The protagonist of “Shotgun Wedding” started with a simple observation regarding her younger sister’s soon-to-be-husband: Clearly this groom is more accustomed to lugging hay bales and veal calves … and for whatever reason, as I listened to the author, Bonnie Jo Campbell, read her short story I couldn’t help but stare at my dishpan hands resting in my lap and wonder: If I had had more of a bad boy image, if I were a Neanderthal, a knuckle-dragger, would my marriage have survived? Fortunately, this momentary thought faded when the woman next to me said, “Isn’t she wonderful?

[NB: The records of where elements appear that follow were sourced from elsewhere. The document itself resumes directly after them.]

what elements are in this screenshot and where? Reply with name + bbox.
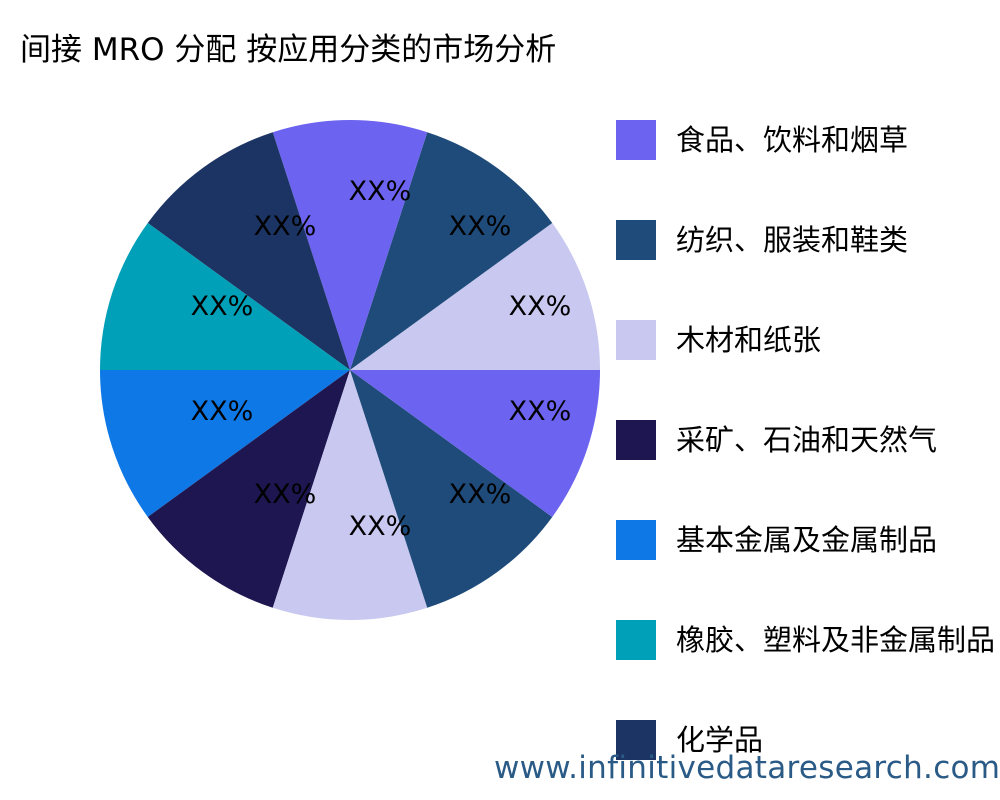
- slice-value-label: XX%: [509, 291, 572, 322]
- legend-swatch: [616, 120, 656, 160]
- legend-swatch: [616, 720, 656, 760]
- pie-slice: [272, 120, 428, 371]
- legend-swatch: [616, 220, 656, 260]
- pie-slice: [350, 370, 553, 608]
- pie-slice: [147, 370, 350, 608]
- legend-label: 采矿、石油和天然气: [676, 423, 938, 457]
- legend-swatch: [616, 520, 656, 560]
- slice-value-label: XX%: [349, 176, 412, 207]
- slice-value-label: XX%: [509, 396, 572, 427]
- pie-slice: [272, 370, 428, 620]
- pie-slices: [100, 120, 600, 620]
- slice-value-label: XX%: [449, 211, 512, 242]
- pie-slice: [350, 370, 600, 517]
- legend-label: 木材和纸张: [676, 323, 822, 357]
- slice-value-label: XX%: [191, 291, 254, 322]
- slice-value-label: XX%: [254, 479, 317, 510]
- legend-label: 食品、饮料和烟草: [676, 123, 909, 157]
- pie-labels: XX% XX% XX% XX% XX% XX% XX% XX% XX% XX%: [191, 176, 572, 542]
- legend-label: 化学品: [676, 723, 764, 757]
- pie-slice: [350, 132, 553, 370]
- legend-label: 纺织、服装和鞋类: [676, 223, 909, 257]
- slice-value-label: XX%: [349, 511, 412, 542]
- legend-label: 基本金属及金属制品: [676, 523, 938, 557]
- pie-slice: [350, 223, 600, 370]
- legend-swatch: [616, 620, 656, 660]
- chart-title: 间接 MRO 分配 按应用分类的市场分析: [20, 32, 557, 68]
- pie-slice: [147, 132, 350, 370]
- watermark-url: www.infinitivedataresearch.com: [494, 750, 1000, 786]
- legend-label: 橡胶、塑料及非金属制品: [676, 623, 996, 657]
- slice-value-label: XX%: [191, 396, 254, 427]
- legend-swatch: [616, 320, 656, 360]
- slice-value-label: XX%: [449, 479, 512, 510]
- pie-chart: XX% XX% XX% XX% XX% XX% XX% XX% XX% XX%: [100, 120, 600, 620]
- slice-value-label: XX%: [254, 211, 317, 242]
- pie-slice: [100, 370, 350, 517]
- pie-slice: [100, 223, 350, 370]
- legend-swatch: [616, 420, 656, 460]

I just started reading ‘Once Upon a River.’”
Soon there’s a seamless transition from the wedding scene to an intruder scene at the farmhouse—a flashback—where the narrator protects her sister and herself from an intruder:
My father had told me to shoot a man anywhere on the abdomen, because I couldn’t miss at close range, and the twelve gauge at close range would tear a man apart. When I’d shot that first raccoon outside the chicken house its body turned inside out.
Interestingly enough, the intruder has some of the same characteristics and qualities as the groom in the story—a ruggedness that dissipates once he’s staring at the unidentifiable roundness of the end of the shotgun barrel … where the protagonist thinks … he might have seen his own self turned inside out.
Maybe because I’m a man, or maybe because I made that lengthy journey to and from the altar, or maybe because I lost so much after the divorce … hell, I don’t know … maybe I’ve been “turned inside out” because Campbell’s last scene of “Shotgun Wedding” is so hauntingly familiar, as if I’m running from the church in an attempt at shedding my old skin, my old civilized ways, as if the protagonist not only succeeds in that moment of protecting her younger sister, but has me dead in her sight: I held the gun up long after the man turned and walked down the steps and ran across our frozen lawn toward the road.
Whatever my feelings, I enjoyed listening to Bonnie Jo Campbell. Her short stories, as well as her novels, are definitely worth reading.